Tutor Q&A: Cedric Nkiko, Academic Lead (Business), University of Derby Online
How are you involved in the MBA programme?
I work for the University of Derby Online (UDOL), which runs the MBA Global jointly with the University’s College of Business. I teach on the following modules: Global Supply Chain Management and Logistics, and Business Research Methods and Data Analysis.
What is your professional background and experience?
I have in-depth experience of developing, teaching and managing online programmes at degree, masters and doctorate levels, with a number of business schools globally.

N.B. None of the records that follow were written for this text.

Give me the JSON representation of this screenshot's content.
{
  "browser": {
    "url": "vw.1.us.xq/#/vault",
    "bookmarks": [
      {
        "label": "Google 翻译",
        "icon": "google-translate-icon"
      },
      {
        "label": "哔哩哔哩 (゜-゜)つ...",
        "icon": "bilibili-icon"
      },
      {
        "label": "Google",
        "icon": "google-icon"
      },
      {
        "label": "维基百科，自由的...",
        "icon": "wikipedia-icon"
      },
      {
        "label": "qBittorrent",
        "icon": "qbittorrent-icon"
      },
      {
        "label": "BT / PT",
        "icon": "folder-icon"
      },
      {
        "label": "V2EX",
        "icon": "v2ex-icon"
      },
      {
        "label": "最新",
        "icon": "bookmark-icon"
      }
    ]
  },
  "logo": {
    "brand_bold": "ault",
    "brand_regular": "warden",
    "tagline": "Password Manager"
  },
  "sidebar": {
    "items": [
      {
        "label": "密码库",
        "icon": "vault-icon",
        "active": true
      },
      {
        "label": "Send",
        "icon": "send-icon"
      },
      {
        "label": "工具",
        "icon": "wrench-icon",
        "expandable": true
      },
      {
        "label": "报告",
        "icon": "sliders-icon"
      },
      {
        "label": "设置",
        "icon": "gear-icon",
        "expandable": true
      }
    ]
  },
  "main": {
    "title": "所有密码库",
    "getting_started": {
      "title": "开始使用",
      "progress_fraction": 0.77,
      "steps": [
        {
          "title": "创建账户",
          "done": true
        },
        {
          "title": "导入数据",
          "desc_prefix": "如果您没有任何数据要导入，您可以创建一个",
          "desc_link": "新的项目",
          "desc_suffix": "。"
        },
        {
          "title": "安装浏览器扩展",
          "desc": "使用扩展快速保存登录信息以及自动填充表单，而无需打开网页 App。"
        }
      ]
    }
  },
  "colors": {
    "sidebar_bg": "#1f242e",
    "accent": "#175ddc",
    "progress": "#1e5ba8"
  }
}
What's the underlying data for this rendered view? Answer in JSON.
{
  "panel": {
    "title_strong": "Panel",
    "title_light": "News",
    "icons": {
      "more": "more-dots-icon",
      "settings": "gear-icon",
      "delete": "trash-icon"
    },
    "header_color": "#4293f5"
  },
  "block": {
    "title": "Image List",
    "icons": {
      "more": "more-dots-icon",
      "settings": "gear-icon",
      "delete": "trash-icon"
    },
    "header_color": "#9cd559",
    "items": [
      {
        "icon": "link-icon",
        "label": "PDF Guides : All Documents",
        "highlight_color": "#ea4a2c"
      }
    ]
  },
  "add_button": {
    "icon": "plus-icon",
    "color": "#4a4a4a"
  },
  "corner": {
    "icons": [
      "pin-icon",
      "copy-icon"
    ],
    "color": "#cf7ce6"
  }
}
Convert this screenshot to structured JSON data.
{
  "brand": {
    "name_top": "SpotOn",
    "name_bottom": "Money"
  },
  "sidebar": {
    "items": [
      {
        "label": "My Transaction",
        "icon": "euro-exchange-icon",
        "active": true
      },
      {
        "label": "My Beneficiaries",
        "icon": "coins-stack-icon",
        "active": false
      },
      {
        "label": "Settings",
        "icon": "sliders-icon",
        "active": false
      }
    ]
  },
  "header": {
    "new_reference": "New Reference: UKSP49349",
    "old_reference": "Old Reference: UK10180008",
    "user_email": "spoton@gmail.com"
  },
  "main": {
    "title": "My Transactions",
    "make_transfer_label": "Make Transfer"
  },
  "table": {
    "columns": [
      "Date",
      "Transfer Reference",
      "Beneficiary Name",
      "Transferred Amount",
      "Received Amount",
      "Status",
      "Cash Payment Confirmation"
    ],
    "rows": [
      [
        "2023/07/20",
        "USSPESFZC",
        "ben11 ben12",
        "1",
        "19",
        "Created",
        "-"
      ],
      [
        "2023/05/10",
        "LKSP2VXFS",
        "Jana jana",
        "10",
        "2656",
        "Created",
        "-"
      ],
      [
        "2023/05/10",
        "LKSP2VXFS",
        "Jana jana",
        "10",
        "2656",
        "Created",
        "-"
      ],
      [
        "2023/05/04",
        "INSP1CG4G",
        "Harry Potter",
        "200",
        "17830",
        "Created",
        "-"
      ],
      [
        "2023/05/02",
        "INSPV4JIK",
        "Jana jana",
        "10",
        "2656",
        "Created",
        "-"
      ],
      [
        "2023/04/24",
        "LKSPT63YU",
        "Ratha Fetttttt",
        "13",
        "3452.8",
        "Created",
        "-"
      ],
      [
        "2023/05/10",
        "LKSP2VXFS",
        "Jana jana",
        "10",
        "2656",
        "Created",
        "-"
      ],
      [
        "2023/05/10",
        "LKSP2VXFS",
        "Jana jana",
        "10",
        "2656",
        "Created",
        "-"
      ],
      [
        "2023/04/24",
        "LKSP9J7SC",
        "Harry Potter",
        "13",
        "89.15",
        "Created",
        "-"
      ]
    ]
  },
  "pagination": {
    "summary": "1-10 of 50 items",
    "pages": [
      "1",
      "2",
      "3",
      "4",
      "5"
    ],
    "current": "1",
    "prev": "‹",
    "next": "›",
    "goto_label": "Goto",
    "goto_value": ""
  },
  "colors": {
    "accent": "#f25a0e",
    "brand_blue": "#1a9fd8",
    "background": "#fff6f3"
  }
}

Over the last 15 years, I have also worked as a sustainability management consultant in the fields of:
- corporate sustainability and responsibility
- sustainable development
- business management
- stakeholder engagement
- public sector engagement and co-production.
I have continued to consult for businesses, NGOs and governments – especially developing economies – in strategic corporate responsibility and governance; sustainability strategy and sustainable investing; international brand strategy and reputation management; and organisational development.
I have worked for clients such as:
- United Nations Development Programme
- World Business Council for Sustainable Development
I have worked with multinational stakeholder groups in countries such as China, Brazil, USA, Spain, Germany, Botswana, Nigeria, and Uganda.
What research or other non-teaching projects are you currently involved in?
I’m currently working with Professor Christopher Wickert (VRIJE University of Amsterdam) on a research project about strengthening agribusiness ethics and quality standards and ICT usage in value chains.
I am also working with a colleague to produce a stakeholder engagement framework for SME owner-managers in growing economies.
What do you think are the biggest challenges and opportunities for global businesses today?
The big problem for many businesses wishing to tackle the international market is how to achieve local responsiveness while at the same time controlling costs and quality.
As a company’s international presence increases, often a multi-domestic or localisation strategy develops. Under this strategy, the company sets up subsidiaries in several countries, which tend to operate independently from each other and often relatively independently from the headquarters.
This type of strategy emphasises local responsiveness, but often at the expense of costs and possibly quality. Our MBA Global examines these issues and should help students overcome some of the dilemmas.